Bob Shaw

Personal information
- Nationality: British (Welsh)
- Born: 27 December 1932 (age 93) Taff's Well, Great Britain
- Height: 179 cm (5 ft 10 in)
- Weight: 73 kg (161 lb)

Sport
- Sport: Track and field
- Event: 400 metres hurdles
- Club: University of Oxford AC Achilles Club

Medal record
Athletics
Representing Wales
British Empire & Commonwealth Games
| Bronze medal – third place | 1954 Vancouver | 440y hurdles |

= Bob Shaw (athlete) =

British hurdler

Robert Douglas Shaw (born 27 December 1932) is a British former hurdler who competed at the 1956 Summer Olympics.

== Biography ==
Shaw was educated at Whitchurch Grammar School and then Manchester Grammar School before studying at the Exeter College, Oxford. He went on to win the 1951 Welsh AAA 120 yards title.

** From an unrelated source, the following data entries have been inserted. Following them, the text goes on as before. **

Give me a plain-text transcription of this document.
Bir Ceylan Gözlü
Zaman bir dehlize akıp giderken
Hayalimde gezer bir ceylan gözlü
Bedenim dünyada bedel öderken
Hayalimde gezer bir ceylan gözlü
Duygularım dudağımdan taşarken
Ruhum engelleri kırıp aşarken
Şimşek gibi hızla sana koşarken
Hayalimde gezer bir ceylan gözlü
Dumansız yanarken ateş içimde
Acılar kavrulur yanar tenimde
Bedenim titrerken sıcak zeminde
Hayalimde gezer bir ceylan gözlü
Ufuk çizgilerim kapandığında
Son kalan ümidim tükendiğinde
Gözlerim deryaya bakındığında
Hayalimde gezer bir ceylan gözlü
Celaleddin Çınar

Shaw finished second behind Harry Kane in the 440 yards hurdles event at the 1954 AAA Championships and then became the British 440 yards hurdles champion after winning the British AAA Championships title at the 1955 AAA Championships.in In between, Shaw won a bronze medal for Wales in the 440 yards hurdles at the 1954 British Empire and Commonwealth Games in Vancouver.

Shaw represented Great Britain at the 1956 Olympic Games in Melbourne, where he competed in the men's 400 metres hurdles competition.